Abstract Body

In several neurodegenerative disorders, including Alzheimer’s Disease (AD), synapses are affected early in the disease. Multiple mutations in APP and presenilin genes cause rare cases of familial AD, while the ApoE4 variant of the ApoE gene represents the strongest genetic risk factor for AD in the general population. APP and presenilin gene mutations are thought to induce AD pathogenesis by overproducing pathogenic Abeta variants, and ApoE4 is thought to influence Abeta clearance, but how Abeta might incite AD pathogenesis and how ApoE4 might predispose to AD pathogenesis remains incompletely understood. Moreover, compelling evidence implicates microglial and possibly astrocytic dysfunction in AD pathogenesis. In my lab, we have taken a cell-biological approach to these questions with a focus on synapses because of their prominent role in AD, recognizing that synapse impairments in AD may also be secondary to microglial dysfunction. We have examined how pathogenic APP mutations, chronic impairments of presenilin function, or ApoE4 may act on synapses, using human neurons trans-differentiated from ES and iPS cells as a model.
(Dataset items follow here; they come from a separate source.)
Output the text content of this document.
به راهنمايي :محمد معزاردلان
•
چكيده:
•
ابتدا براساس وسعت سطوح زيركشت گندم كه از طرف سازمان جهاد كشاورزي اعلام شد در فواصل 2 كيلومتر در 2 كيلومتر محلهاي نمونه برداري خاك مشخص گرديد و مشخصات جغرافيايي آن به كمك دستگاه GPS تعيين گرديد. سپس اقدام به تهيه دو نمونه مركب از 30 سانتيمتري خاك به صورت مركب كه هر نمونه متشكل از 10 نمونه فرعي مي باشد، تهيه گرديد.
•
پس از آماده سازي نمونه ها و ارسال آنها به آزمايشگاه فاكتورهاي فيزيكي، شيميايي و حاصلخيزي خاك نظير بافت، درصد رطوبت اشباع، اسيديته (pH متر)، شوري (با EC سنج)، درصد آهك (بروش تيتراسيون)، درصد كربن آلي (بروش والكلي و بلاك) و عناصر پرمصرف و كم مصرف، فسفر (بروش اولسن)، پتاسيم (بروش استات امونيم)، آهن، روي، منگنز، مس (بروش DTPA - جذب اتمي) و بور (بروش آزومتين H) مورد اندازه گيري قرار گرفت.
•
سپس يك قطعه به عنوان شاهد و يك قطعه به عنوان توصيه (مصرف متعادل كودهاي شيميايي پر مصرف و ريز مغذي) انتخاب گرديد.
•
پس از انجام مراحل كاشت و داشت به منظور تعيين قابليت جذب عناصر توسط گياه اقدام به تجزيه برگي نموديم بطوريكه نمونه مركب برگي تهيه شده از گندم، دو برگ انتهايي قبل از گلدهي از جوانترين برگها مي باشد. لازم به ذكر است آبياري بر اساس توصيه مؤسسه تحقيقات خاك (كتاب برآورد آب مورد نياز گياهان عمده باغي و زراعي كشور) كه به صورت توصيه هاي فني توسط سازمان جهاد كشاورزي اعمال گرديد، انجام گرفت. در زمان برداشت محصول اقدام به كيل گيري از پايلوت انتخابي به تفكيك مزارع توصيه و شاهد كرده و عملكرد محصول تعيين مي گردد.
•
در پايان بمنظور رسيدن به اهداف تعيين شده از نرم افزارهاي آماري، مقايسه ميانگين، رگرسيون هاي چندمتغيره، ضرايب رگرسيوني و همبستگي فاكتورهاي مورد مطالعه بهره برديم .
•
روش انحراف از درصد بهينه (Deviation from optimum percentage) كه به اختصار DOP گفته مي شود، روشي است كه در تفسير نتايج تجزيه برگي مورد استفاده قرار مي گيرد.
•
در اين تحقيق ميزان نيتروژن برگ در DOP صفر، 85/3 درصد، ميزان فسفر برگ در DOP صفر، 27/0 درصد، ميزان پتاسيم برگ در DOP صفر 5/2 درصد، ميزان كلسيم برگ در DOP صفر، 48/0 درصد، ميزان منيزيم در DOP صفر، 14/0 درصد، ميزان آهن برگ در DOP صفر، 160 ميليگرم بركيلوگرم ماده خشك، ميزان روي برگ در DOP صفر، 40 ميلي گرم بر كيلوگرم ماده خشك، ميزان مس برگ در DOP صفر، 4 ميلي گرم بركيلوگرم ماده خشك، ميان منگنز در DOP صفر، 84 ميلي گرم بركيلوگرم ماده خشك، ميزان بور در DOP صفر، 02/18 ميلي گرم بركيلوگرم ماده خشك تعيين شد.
Instead of searching for potential Abeta receptors –of which there are many– or studying the effects of ApoE4 on Abeta –which still remain unclear despite decades of study– we have examined the signaling induced by pathogenic mutant forms of APP, by inhibition of presenilins, or by ApoE. Our studies suggest that APP, presenilins, and ApoE4 act directly and dramatically on synapses, albeit in a differential manner, indicating that synapses may represent a common pathway for different genetic conditions promoting AD pathogenesis.